What is this fundamental? It is something that sciences cling on tightly, but
economics does not. So, economics has departed from this fundamental, perhaps
unconsciously.

What is it then? It is the Fundamental Axiom or Law of Causality, simply
means: Cause gives rise to Effect, In = Out, Debit = Credit, a Source for
every Outcome, etc which are common senses or self-evident truths.

Tell us in what way the Economics runs away from this fundamental? If you ask:
You win, I win, everyone wins, who then is the loser or provider of wealth?
Most of economists will tell you that there is no loser. The Economics
textbooks also say so. But it cannot be no loser, as it violates the
fundamental Law of Causality. So, we must insist for the presence of loser, as
dictated by the Fundamental Law of Causality.

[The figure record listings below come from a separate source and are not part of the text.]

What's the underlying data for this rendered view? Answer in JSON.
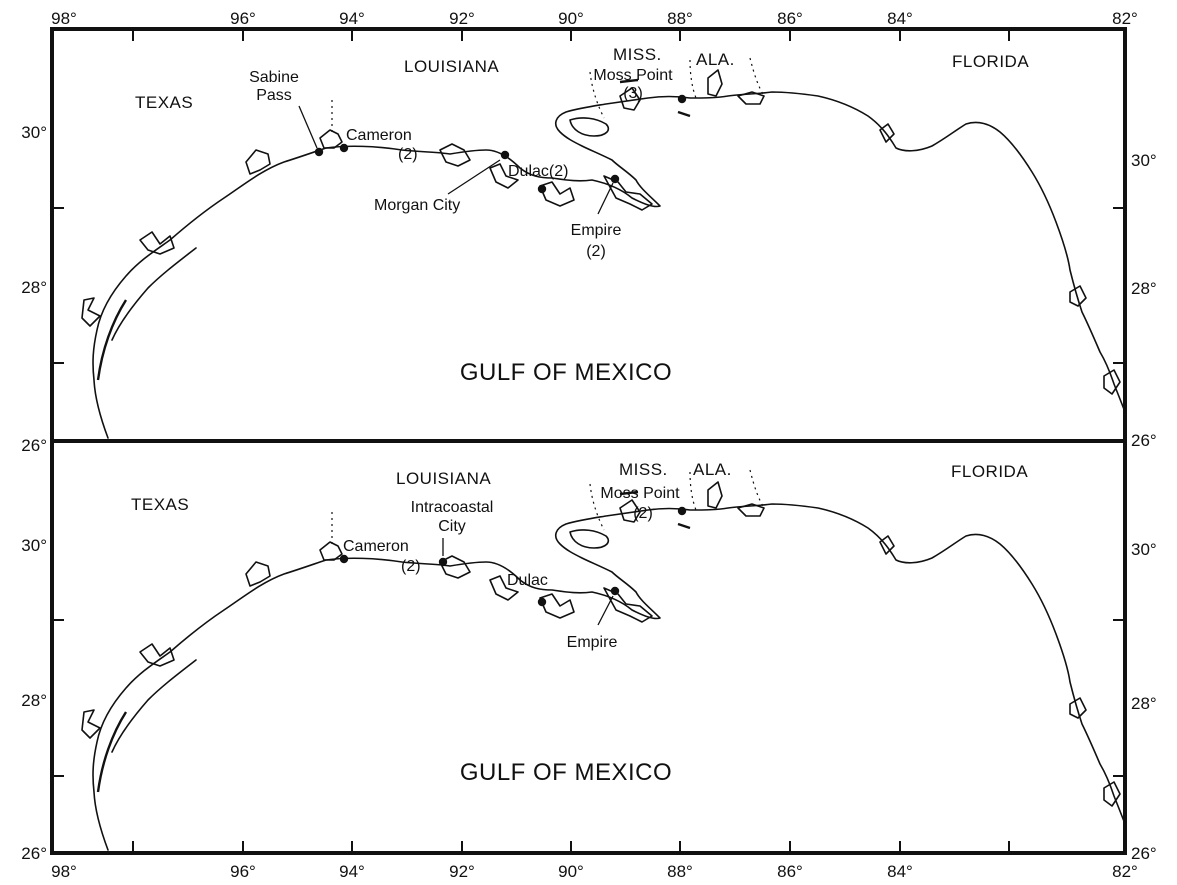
{
  "axis": {
    "top_longitudes": [
      "98°",
      "96°",
      "94°",
      "92°",
      "90°",
      "88°",
      "86°",
      "84°",
      "82°"
    ],
    "bottom_longitudes": [
      "98°",
      "96°",
      "94°",
      "92°",
      "90°",
      "88°",
      "86°",
      "84°",
      "82°"
    ],
    "top_panel_latitudes_left": [
      "30°",
      "28°",
      "26°"
    ],
    "top_panel_latitudes_right": [
      "30°",
      "28°",
      "26°"
    ],
    "bottom_panel_latitudes_left": [
      "30°",
      "28°",
      "26°"
    ],
    "bottom_panel_latitudes_right": [
      "30°",
      "28°",
      "26°"
    ]
  },
  "panels": [
    {
      "states": [
        {
          "text": "TEXAS"
        },
        {
          "text": "LOUISIANA"
        },
        {
          "text": "MISS."
        },
        {
          "text": "ALA."
        },
        {
          "text": "FLORIDA"
        }
      ],
      "water": {
        "text": "GULF OF MEXICO"
      },
      "sites": [
        {
          "lines": [
            "Sabine",
            "Pass"
          ]
        },
        {
          "lines": [
            "Cameron",
            "(2)"
          ]
        },
        {
          "lines": [
            "Morgan City"
          ]
        },
        {
          "lines": [
            "Dulac(2)"
          ]
        },
        {
          "lines": [
            "Empire",
            "(2)"
          ]
        },
        {
          "lines": [
            "Moss Point",
            "(3)"
          ]
        }
      ]
    },
    {
      "states": [
        {
          "text": "TEXAS"
        },
        {
          "text": "LOUISIANA"
        },
        {
          "text": "MISS."
        },
        {
          "text": "ALA."
        },
        {
          "text": "FLORIDA"
        }
      ],
      "water": {
        "text": "GULF OF MEXICO"
      },
      "sites": [
        {
          "lines": [
            "Cameron",
            "(2)"
          ]
        },
        {
          "lines": [
            "Intracoastal",
            "City"
          ]
        },
        {
          "lines": [
            "Dulac"
          ]
        },
        {
          "lines": [
            "Empire"
          ]
        },
        {
          "lines": [
            "Moss Point",
            "(2)"
          ]
        }
      ]
    }
  ]
}
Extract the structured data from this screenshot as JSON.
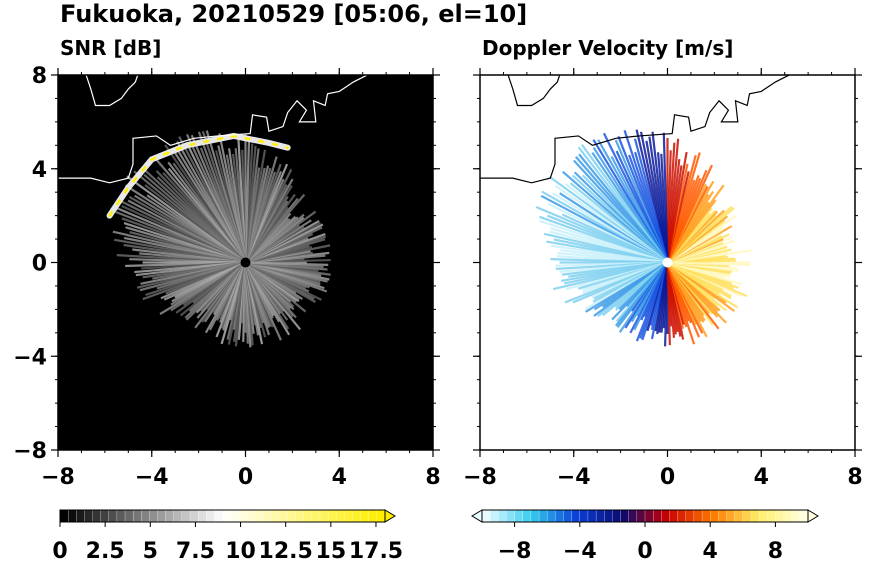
{
  "figure": {
    "title": "Fukuoka, 20210529 [05:06, el=10]"
  },
  "chart_data": [
    {
      "type": "heatmap",
      "title": "SNR [dB]",
      "xlim": [
        -8,
        8
      ],
      "ylim": [
        -8,
        8
      ],
      "xticks": [
        "−8",
        "−4",
        "0",
        "4",
        "8"
      ],
      "yticks": [
        "8",
        "4",
        "0",
        "−4",
        "−8"
      ],
      "background": "#000000",
      "colorbar": {
        "range": [
          0,
          18
        ],
        "tick_labels": [
          "0",
          "2.5",
          "5",
          "7.5",
          "10",
          "12.5",
          "15",
          "17.5"
        ],
        "colors": [
          "#000000",
          "#ffffff",
          "#ffee00"
        ],
        "extend": "max"
      }
    },
    {
      "type": "heatmap",
      "title": "Doppler Velocity [m/s]",
      "xlim": [
        -8,
        8
      ],
      "ylim": [
        -8,
        8
      ],
      "xticks": [
        "−8",
        "−4",
        "0",
        "4",
        "8"
      ],
      "yticks": [
        "8",
        "4",
        "0",
        "−4",
        "−8"
      ],
      "background": "#ffffff",
      "colorbar": {
        "range": [
          -10,
          10
        ],
        "tick_labels": [
          "−8",
          "−4",
          "0",
          "4",
          "8"
        ],
        "colors": [
          "#e8fbff",
          "#33ccee",
          "#0a3fd8",
          "#0a0a70",
          "#cc0000",
          "#ff7a00",
          "#ffee66",
          "#ffffe0"
        ],
        "extend": "both"
      }
    }
  ]
}
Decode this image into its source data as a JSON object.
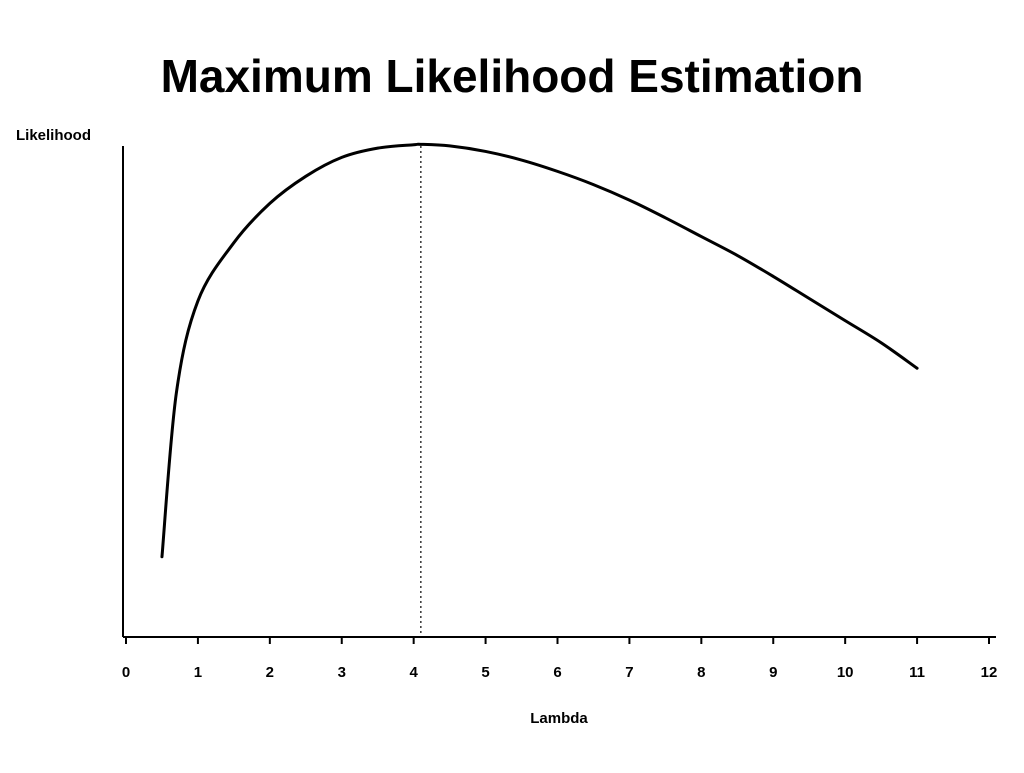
{
  "chart_data": {
    "type": "line",
    "title": "Maximum Likelihood Estimation",
    "xlabel": "Lambda",
    "ylabel": "Likelihood",
    "xlim": [
      0,
      12
    ],
    "ylim": [
      0,
      1
    ],
    "x_ticks": [
      0,
      1,
      2,
      3,
      4,
      5,
      6,
      7,
      8,
      9,
      10,
      11,
      12
    ],
    "x_tick_labels": [
      "0",
      "1",
      "2",
      "3",
      "4",
      "5",
      "6",
      "7",
      "8",
      "9",
      "10",
      "11",
      "12"
    ],
    "y_tick_labels": [],
    "grid": false,
    "legend": "none",
    "mle_marker": {
      "x": 4.1,
      "style": "dotted"
    },
    "series": [
      {
        "x": [
          0.5,
          0.7,
          1.0,
          1.5,
          2.0,
          2.5,
          3.0,
          3.5,
          4.0,
          4.1,
          4.5,
          5.0,
          5.5,
          6.0,
          6.5,
          7.0,
          7.5,
          8.0,
          8.5,
          9.0,
          9.5,
          10.0,
          10.5,
          11.0
        ],
        "values": [
          0.148,
          0.45,
          0.62,
          0.7275,
          0.8,
          0.85,
          0.8849,
          0.902,
          0.9082,
          0.909,
          0.9061,
          0.8959,
          0.88,
          0.8591,
          0.8347,
          0.8061,
          0.7734,
          0.7388,
          0.7041,
          0.6653,
          0.6245,
          0.5837,
          0.5429,
          0.4959
        ]
      }
    ]
  }
}
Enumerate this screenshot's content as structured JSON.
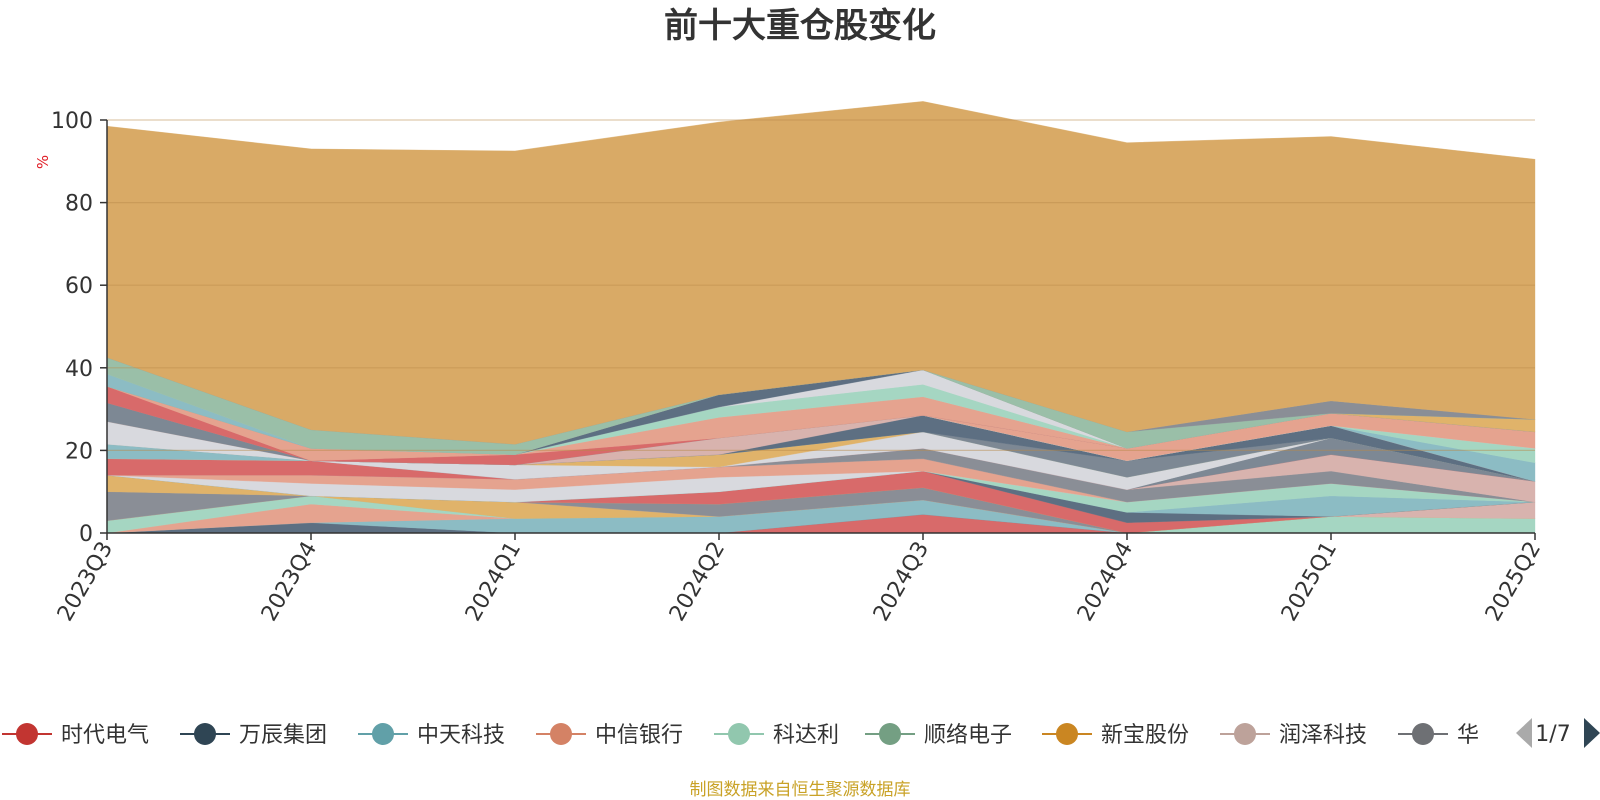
{
  "chart_data": {
    "type": "area",
    "title": "前十大重仓股变化",
    "ylabel": "%",
    "ylim": [
      0,
      100
    ],
    "yticks": [
      0,
      20,
      40,
      60,
      80,
      100
    ],
    "categories": [
      "2023Q3",
      "2023Q4",
      "2024Q1",
      "2024Q2",
      "2024Q3",
      "2024Q4",
      "2025Q1",
      "2025Q2"
    ],
    "stacked": true,
    "grid": true,
    "series": [
      {
        "name": "时代电气",
        "color": "#d86a6a",
        "values": [
          0,
          0,
          0,
          0,
          4.5,
          0,
          0,
          0
        ]
      },
      {
        "name": "万辰集团",
        "color": "#5d6f82",
        "values": [
          0,
          2.5,
          0,
          0,
          0,
          0,
          0,
          0
        ]
      },
      {
        "name": "中天科技",
        "color": "#8cbcc4",
        "values": [
          0,
          0,
          3.5,
          4,
          3.5,
          0,
          0,
          0
        ]
      },
      {
        "name": "中信银行",
        "color": "#e5a38f",
        "values": [
          0,
          4.5,
          0,
          0,
          0,
          0,
          0,
          0
        ]
      },
      {
        "name": "科达利",
        "color": "#a5d6c2",
        "values": [
          3,
          2,
          0,
          0,
          0,
          0,
          4,
          3.5
        ]
      },
      {
        "name": "顺络电子",
        "color": "#9abfa8",
        "values": [
          0,
          0,
          0,
          0,
          0,
          0,
          0,
          0
        ]
      },
      {
        "name": "新宝股份",
        "color": "#e0b36a",
        "values": [
          0,
          0,
          4,
          0,
          0,
          0,
          0,
          0
        ]
      },
      {
        "name": "润泽科技",
        "color": "#d8b3ae",
        "values": [
          0,
          0,
          0,
          0,
          0,
          0,
          0,
          4
        ]
      },
      {
        "name": "",
        "color": "#8a8e96",
        "values": [
          7,
          0,
          0,
          3,
          3,
          0,
          0,
          0
        ]
      },
      {
        "name": "",
        "color": "#e0b36a",
        "values": [
          4,
          0,
          0,
          0,
          0,
          0,
          0,
          0
        ]
      },
      {
        "name": "",
        "color": "#d86a6a",
        "values": [
          0,
          0,
          0,
          3,
          4,
          2.5,
          0,
          0
        ]
      },
      {
        "name": "",
        "color": "#5d6f82",
        "values": [
          0,
          0,
          0,
          0,
          0,
          2.5,
          0,
          0
        ]
      },
      {
        "name": "",
        "color": "#8cbcc4",
        "values": [
          0,
          0,
          0,
          0,
          0,
          0,
          5,
          0
        ]
      },
      {
        "name": "",
        "color": "#a5d6c2",
        "values": [
          0,
          0,
          0,
          0,
          0,
          2.5,
          3,
          0
        ]
      },
      {
        "name": "",
        "color": "#d8d9de",
        "values": [
          0,
          3,
          3,
          3.5,
          0,
          0,
          0,
          0
        ]
      },
      {
        "name": "",
        "color": "#e5a38f",
        "values": [
          0,
          2,
          2.5,
          2.5,
          3,
          0,
          0,
          0
        ]
      },
      {
        "name": "",
        "color": "#8a8e96",
        "values": [
          0,
          0,
          0,
          0,
          2.5,
          3,
          3,
          0
        ]
      },
      {
        "name": "",
        "color": "#d8b3ae",
        "values": [
          0,
          0,
          0,
          0,
          0,
          0,
          4,
          5
        ]
      },
      {
        "name": "",
        "color": "#d86a6a",
        "values": [
          4,
          3.5,
          0,
          0,
          0,
          0,
          0,
          0
        ]
      },
      {
        "name": "",
        "color": "#7d8894",
        "values": [
          0,
          0,
          0,
          0,
          0,
          0,
          4,
          0
        ]
      },
      {
        "name": "",
        "color": "#d8d9de",
        "values": [
          0,
          0,
          3.5,
          0,
          4,
          3,
          0,
          0
        ]
      },
      {
        "name": "",
        "color": "#e0b36a",
        "values": [
          0,
          0,
          0,
          3,
          0,
          0,
          0,
          0
        ]
      },
      {
        "name": "",
        "color": "#8cbcc4",
        "values": [
          3.5,
          0,
          0,
          0,
          0,
          0,
          0,
          0
        ]
      },
      {
        "name": "",
        "color": "#7d8894",
        "values": [
          0,
          0,
          0,
          0,
          0,
          4,
          0,
          0
        ]
      },
      {
        "name": "",
        "color": "#5d6f82",
        "values": [
          0,
          0,
          0,
          0,
          4,
          0,
          3,
          0
        ]
      },
      {
        "name": "",
        "color": "#d8b3ae",
        "values": [
          0,
          0,
          0,
          4,
          0,
          0,
          0,
          0
        ]
      },
      {
        "name": "",
        "color": "#8cbcc4",
        "values": [
          0,
          0,
          0,
          0,
          0,
          0,
          0,
          4.5
        ]
      },
      {
        "name": "",
        "color": "#a5d6c2",
        "values": [
          0,
          0,
          0,
          0,
          0,
          0,
          0,
          3.5
        ]
      },
      {
        "name": "",
        "color": "#d8d9de",
        "values": [
          5.5,
          0,
          0,
          0,
          0,
          0,
          0,
          0
        ]
      },
      {
        "name": "",
        "color": "#e5a38f",
        "values": [
          0,
          0,
          0,
          0,
          0,
          3,
          3,
          4
        ]
      },
      {
        "name": "",
        "color": "#7d8894",
        "values": [
          4.5,
          0,
          0,
          0,
          0,
          0,
          0,
          0
        ]
      },
      {
        "name": "",
        "color": "#d86a6a",
        "values": [
          4,
          0,
          2.5,
          0,
          0,
          0,
          0,
          0
        ]
      },
      {
        "name": "",
        "color": "#e5a38f",
        "values": [
          0,
          3,
          0,
          5,
          4.5,
          0,
          0,
          0
        ]
      },
      {
        "name": "",
        "color": "#a5d6c2",
        "values": [
          0,
          0,
          0,
          2.5,
          3,
          0,
          0,
          0
        ]
      },
      {
        "name": "",
        "color": "#d8d9de",
        "values": [
          0,
          0,
          0,
          0,
          3.5,
          0,
          0,
          0
        ]
      },
      {
        "name": "",
        "color": "#5d6f82",
        "values": [
          0,
          0,
          0,
          3,
          0,
          0,
          0,
          0
        ]
      },
      {
        "name": "",
        "color": "#e0b36a",
        "values": [
          0,
          0,
          0,
          0,
          0,
          0,
          0,
          3
        ]
      },
      {
        "name": "",
        "color": "#8cbcc4",
        "values": [
          3,
          0,
          0,
          0,
          0,
          0,
          0,
          0
        ]
      },
      {
        "name": "",
        "color": "#9abfa8",
        "values": [
          4,
          4.5,
          2.5,
          0,
          0,
          4,
          0,
          0
        ]
      },
      {
        "name": "",
        "color": "#8a8e96",
        "values": [
          0,
          0,
          0,
          0,
          0,
          0,
          3,
          0
        ]
      },
      {
        "name": "",
        "color": "#d9aa66",
        "values": [
          56,
          68,
          71,
          66,
          65,
          70,
          64,
          63
        ]
      }
    ]
  },
  "legend": {
    "items": [
      {
        "name": "时代电气",
        "color": "#c23531"
      },
      {
        "name": "万辰集团",
        "color": "#2f4554"
      },
      {
        "name": "中天科技",
        "color": "#61a0a8"
      },
      {
        "name": "中信银行",
        "color": "#d48265"
      },
      {
        "name": "科达利",
        "color": "#91c7ae"
      },
      {
        "name": "顺络电子",
        "color": "#749f83"
      },
      {
        "name": "新宝股份",
        "color": "#ca8622"
      },
      {
        "name": "润泽科技",
        "color": "#bda29a"
      },
      {
        "name": "华",
        "color": "#6e7074"
      }
    ],
    "page": "1/7"
  },
  "footer": {
    "source": "制图数据来自恒生聚源数据库"
  }
}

On this insistence, one great researcher by the name of HNM had successfully
uncovered the identity of the loser and the mask of wealth after an effort of
several decades. Needless to say, he has restored the Fundamental Law of
Causality back to the economics and make it a strong and real science. Using
his new theory, all events in the past or present could be explained with
ease, and that it could predict and even provide future policies and
directions for our world.

If you are really interested to find out more, please write to me via my
email: chinfuilan@yahoo.com

------
mhartl
Let's check the index:

    
    
      What went wrong with economics. See Keynes, John Maynard

------
known
<http://en.wikipedia.org/wiki/Information_asymmetry> has played its role in
economic depression.

------
monological
greed

------
lyudmil
I am a little baffled by the article's thesis. There is very little evidence
to support a "failure" of economics in the case of this current crisis.
Several economists (mainly Dean Baker) were able to see the housing bubble and
to accurately predict that its burst would lead to a recession.

I suspect the real failure being discussed in the article is the belief many
at the Fed (especially Greenspan) had in self-regulating markets. Good
arguments have been made that the lack of regulation was a major factor in
creating the bubble-prone economy the US has had for 15 years (or more). So
yes, in that respect, the "economic models" have failed.

In reality, most of this was completely predictable and avoidable. I would
again point people to Dean Baker as a great resource in understanding the
crisis: <http://www.youtube.com/watch?v=CrSrL0lBorE>